Сладко.
Жадно.
Давно…
Я безвозвратно теряюсь в мыслях и наталкиваюсь на его плечо. Он как раз остановился, чтобы придержать для меня входную дверь. Я хватаюсь за нее, покачиваясь на высоких каблуках, но Паша опускает руку ниже и обжигает мою спину прикосновением. Он машинально надвигается, чтобы придержать меня, а я окончательно запутываюсь.
Мне кажется, что маска покерного игрока на мгновение спадает с его лица. Показывается живая эмоция, когда мы становимся слишком близко. Он касается меня пальцами, набредая на вырез на спине, и выдыхает перекрученным воздухом. Это первое. А второе, его парфюм вдруг кажется прежним. Словно он точно такой же, каким был в прошлом. В том самом, в котором он покрывал мою кожу терпкими поцелуями, а я дурачилась и неуклюже разрывала упаковку духов, чтобы нанести первые капли аромата собственными руками.
— Так и не привыкла к каблукам? — он спрашивает, а пальцами перебирает, запуская ток по моим окончаниям. — Зачем тогда жертвы?
— Жертвы?
— Шпильки стриптизерши.
Он вновь оглядывает меня с ног до головы. Мой внешний вид все-таки задевает его. То ли злость, то ли раздражение, то ли еще что-то, но оно скребет его нутро. Мне самой неловко, я не хочу быть в коротком платье, которое повторяет каждый изгиб моего тела, а вместо туфель я бы выбрала тканевые кроссовки. Будь здесь Роберт, я бы уже выторговала у него пиджак. Сказала бы, что мне холодно, и посмотрела умоляющими глазами.
— Ты хамишь, — произношу.
— Да, мне это часто говорят.
— Павел, — мне чудом удается вспомнить официальный тон, после чего я веду плечами и этого оказывается достаточно.
— У нас тут неформальная обстановка, — холодно произносит Павел, убирая ладонь с моего тела.— Я могу найти кеды.
— Твоей жены?
Я не собиралась спрашивать о его браке, но нервы берут свое.
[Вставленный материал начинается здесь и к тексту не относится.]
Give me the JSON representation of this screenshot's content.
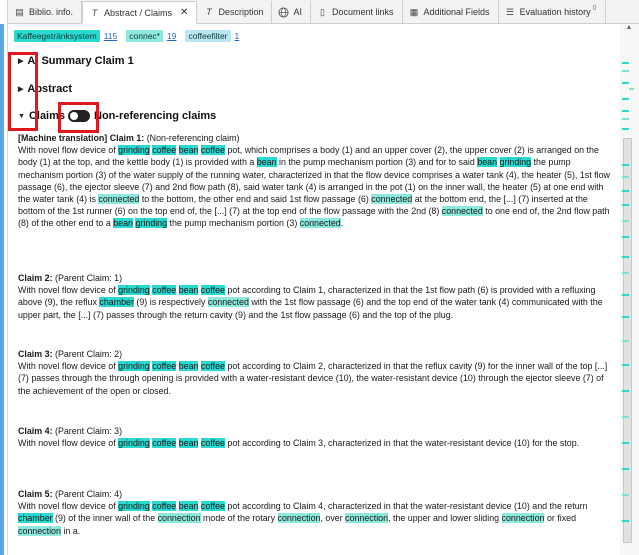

Больше всего я боюсь, что этот день станет намного труднее. Что дверь распахнется и в гостиной окажется счастливая семья из рекламного ролика. Навстречу выйдет красавица-жена с белоснежной улыбкой и идеальной фигурой, а за ней хвостиком выбегут детишки. Эта картинка когда-то жила в моем сердце, только на месте жены была я.
Я мечтала о семье с Пашей. Поэтому меня бросает в холод от одной мысли, что на нее придется смотреть со стороны. Я сама не знаю, выше это моих сил или нет, сколько дежурных улыбок мне понадобится и сколько во мне актерского таланта. Я не знаю, что почувствую, и не хочу узнавать.
— Я не женат, — отвечает Паша. — Но женская обувь в доме есть.
Он входит в дом первым.
Он не женат.
Не женат.
Я встряхиваю головой и иду за ним. Слышу голос их с Робертом мамы, который успела запомнить. Ее зовут Маргарита, она настояла, чтобы я не упоминала отчество, и вообще она производит приятное легкое впечатление. Даже странно, что у нее получились сыновья со столь тяжелыми запутанными характерами. Наверное, каждый из них пошел в своего отца.
— Есения! — почти что поет она, пересекая темно-коричневую гостиную в стиле старого английского клуба. — Роберт только что звонил, он скоро будет. Застрял в офисе, на него сейчас все накинулись и не дают шагу шагнуть. Он долго отсутствовал в стране, вот и результат.
Она разводит руками. Как будто извиняется передо мной за занятость сына.
— Да, он говорил, — я киваю ей и протягиваю ладонь, когда догадываюсь, что она хочет приобнять меня.
На секунду улыбка Маргариты становится натужной. Она замечает мой наряд, но воспитание не позволяет ей коснуться этой темы.
— Паша должен показать тебе дом, — она оглядывается через плечо, ища сына. — Он построил его четыре года назад, когда основал свою компанию. Дом очень большой.